Thomas Goldstein, dean of the Graduate School of Journalism, announced that he will step down from his post to join his family in California.
Goldstein originally agreed to a term of four years, but stayed five after Provost and Dean of Faculties Jonathan Cole persuaded him to stay on last spring. Goldstein had told faculty last May that he would have a reduced presence on campus during the fall of 2001 and would make a final decision by January whether he would continue.
"For many months, I have been planning to leave at the end of this term to rejoin my family in California," said Goldstein, a graduate of the Journalism School. "Now I make it official. The last five years have been busy ones, and I am pleased that all of us accomplished so much in that time.
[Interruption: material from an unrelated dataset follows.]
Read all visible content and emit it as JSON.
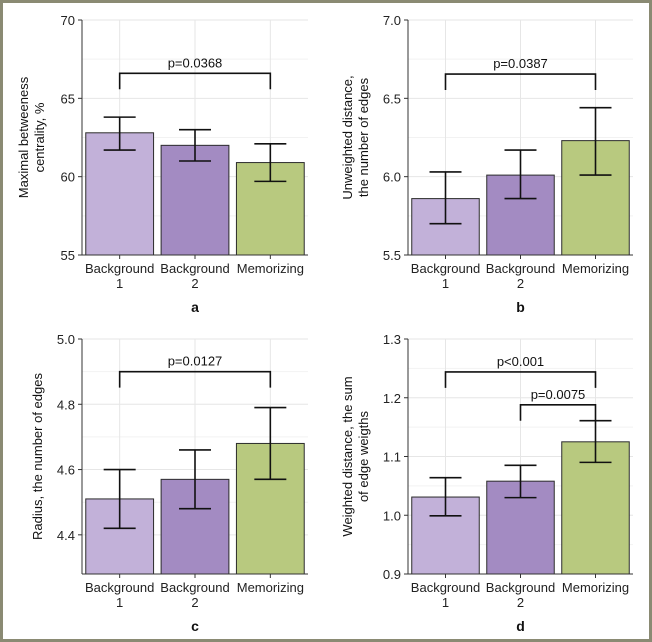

The many core programs of the school have remained strong, and we focused on advancing the educational mission of the school, solidifying its financial underpinnings and expanding its reach in promoting high journalism standards."
Among Goldstein's list of accomplishments at the Journalism School are fundamental changes in the curriculum, opening the school to more part-time master's students, lengthening the school year to 10 months and launching an interdisciplinary doctoral program in communications, now in its fourth year.
He significantly increased the number of faculty, and the endowment jumped from $54 million to $84 million in five years.
Also during his tenure, four new professorships were added; scholarship aid tripled; the Columbia Publishing Course, previously based at Radcliffe, moved to Columbia, and the Washington-based Project for Excellence in Journalism, a research affiliate directed by Tom Rosenstiel, was established.
Three new prize programs were established, including the J. Anthony Lukas Prizes for nonfiction writing, the Kurt Schork Prizes in international journalism and the Online Journalism Awards for Web journalism. Ties with universities in Barcelona and Buenos Aires were also established.
"These achievements, among many others, could not have been accomplished without the imagination, the energy and intelligence of Tom Goldstein," said Cole in a letter to the Columbia community. "He has placed the School on the path toward the creation of professional students who have both the journalistic skills to be leaders in the profession as well as the substantive knowledge in specific areas of importance to journalists that will come from allowing students greater access to courses and professors in cognate schools at Columbia.
"We managed to get one more exceptional year from Tom than I was promised. For that, I am grateful. In the five years of Tom's leadership, the School has made some historically important changes."
Goldstein has been dean of the Graduate School of Journalism since July 1997. Immediately prior to that, he was dean of the Graduate School of Journalism at the University of California at Berkeley.
He has also been a Lombard Visiting Professor at the Kennedy School of Government at Harvard, a Gannett Distinguished Visiting Professor at the University of Florida at Gainesville and an adjunct professor at New York University.
Among other positions he has held, Goldstein has been a legal reporter for The New York Times, media writer for New York Newsday, real estate reporter for the Wall Street Journal, and a consultant for ABC News Nightline. He served as press secretary to Mayor of New York Edward I. Koch.
His articles have appeared in Rolling Stone, The New York Times Magazine, The Nation, Columbia Law Review, Washington Journalism Review, The Washington Post, The Philadelphia Inquirer, The San Francisco Chronicle and The Buffalo News. He is the author of "The News at Any Cost," "A Two-Faced Press," "Killing the Messenger" and "The Lawyer's Guide to Writing Well."
He received the J.D. from Columbia Law School in 1971, the M.A. degree from the Graduate School of Journalism in 1969, and the B.A. from Yale in 1967.